Auschwitz-Birkenau Kampı, Naziler tarafından başta Yahudiler ile Çingeneler olmak üzere, komünist, tüm anti-faşistlere karşı; barbar bir “soykırım”ın anıtı ve 1.5 milyon insanın ölümüdür. Bu kamp, insanlığa karşı işlenen en büyük suçlardan birinin tanığı olma özelliğini koruyor. Çeşitli verilere göre, 20. Yüzyıl’da insan zulmünün bir simgesi olan bu kampta; büyük bir çoğunluğu Yahudi olmak üzere; yaklaşık 1.5 milyon insan çoluk-çocuk, kadın-erkek, yaşlı-genç demeden; sistematik olarak aç bırakıldı, işkence gördü ve yakılarak yok edildi.

KAMPIN BİNALARI

Auschwitz-Birkenau Kampı’nda, tuğla ve ahşaptan yapılmış 155 tane bina (Auschwitz’te 57 ve Birkenau’da 98) ve yaklaşık 300 kalıntı bulunuyor. Birkenau’da, Ocak 1945’te patlayan gaz odaları ve krematoryum kalıntıları da varlığını koruyor. Beton direklerin desteklediği çitlerin toplam uzunluğu, 13 kilometrenin üzerinde. Demiryolları, rampalar, gıda depolama mağazaları ve endüstriyel binalar gibi tarihi öneme sahip münferit yapılar; toplama kampının hemen yakınında yer alıyor. Bu yapılar ve manzaradaki izler, bu “trajik tarihin” dokunaklı ifadeleri olmayı sürdürüyor. Aynı zamanda, bunlar acımasız, hassasiyet ve tutarlılık ile organizeli “ölüm fabrikası”nın ayrılmaz bir parçasıdır. Auschwitz Kampı’ndaki bazı binaların iç mekânları, resmi tören ya da anma yapmak için değiştirildi. Bu binaların dış cepheleri değişmeden, aynen kaldı. Yerinden edilmiş bir köyün arazisinde, sıfırdan inşa edilen Birkenau Kampı’nda ise çok az sayıda tarihi binalar sağlam kaldı.

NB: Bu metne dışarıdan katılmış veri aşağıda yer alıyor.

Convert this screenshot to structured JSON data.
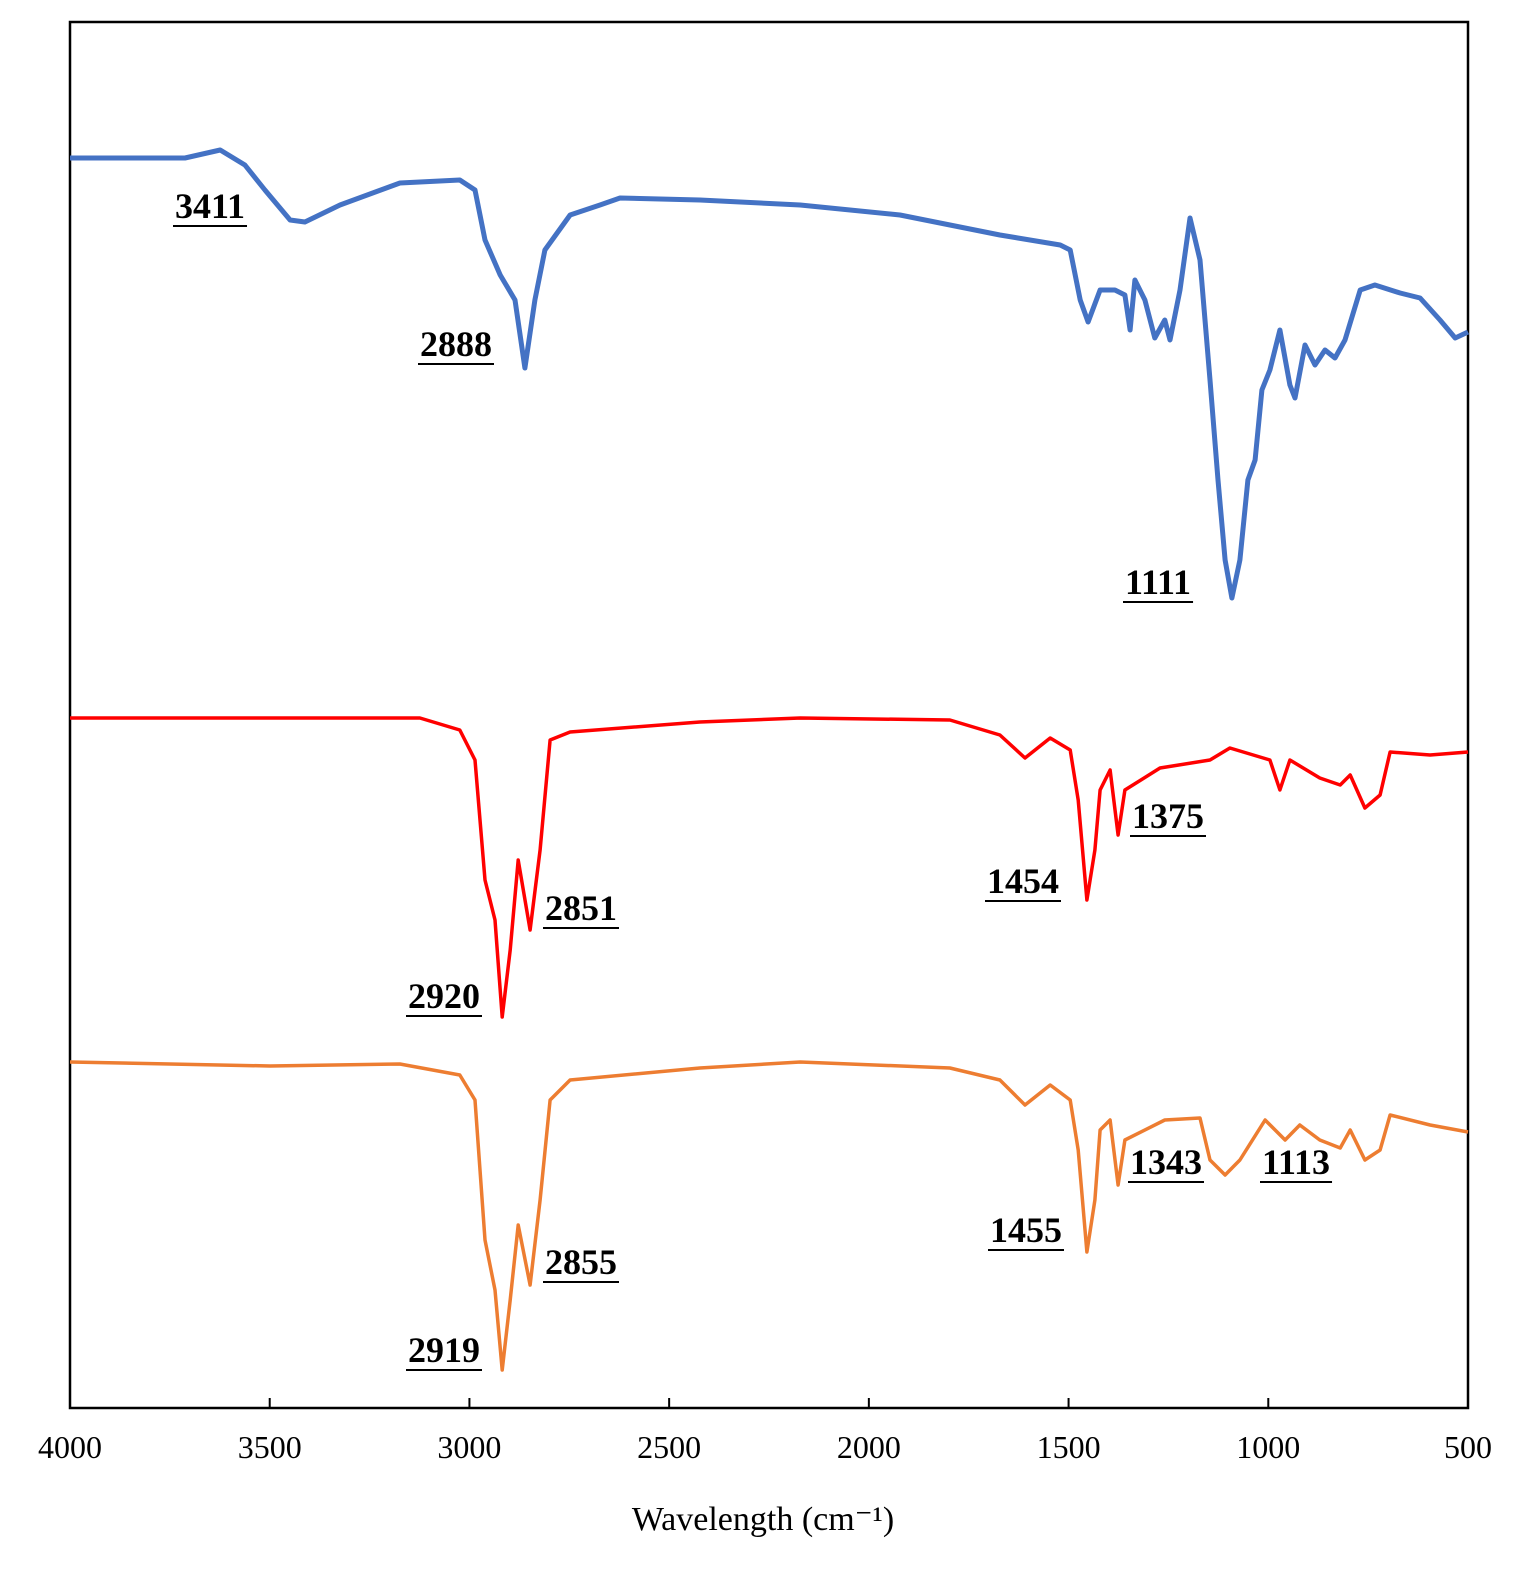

Hitler faşizminin imhâ kamplarının korunması, kamu yönetiminin sorumluluğu altında. Kampın korunması, mülk, miras koruma yasaları, arazi kullanım planlaması politikası ve yerel yasalar uyarınca; Polonya tarafından yapılıyor. Yapıların ve içinde bulunan orijinal malzemelerin bozulmaya karşı korunması için, devletin çaba sarf ettiği söylenebilir. Kampta mahkûmlara ait birçok tarihi nesne, şu anda depoda yerini koruyor. Bunlar arasında, soykırım mahkûmları tarafından getirilen kişisel eşyalar, savaştan sonra toplama kampından kurtulanların ifadeleriyle desteklenen özgün, korunmuş belgeler ve fotoğraflar yer alıyor. Bunların bazıları ise, Auschwitz-Birkenau Ulusal Müzesi’nde sergileniyor.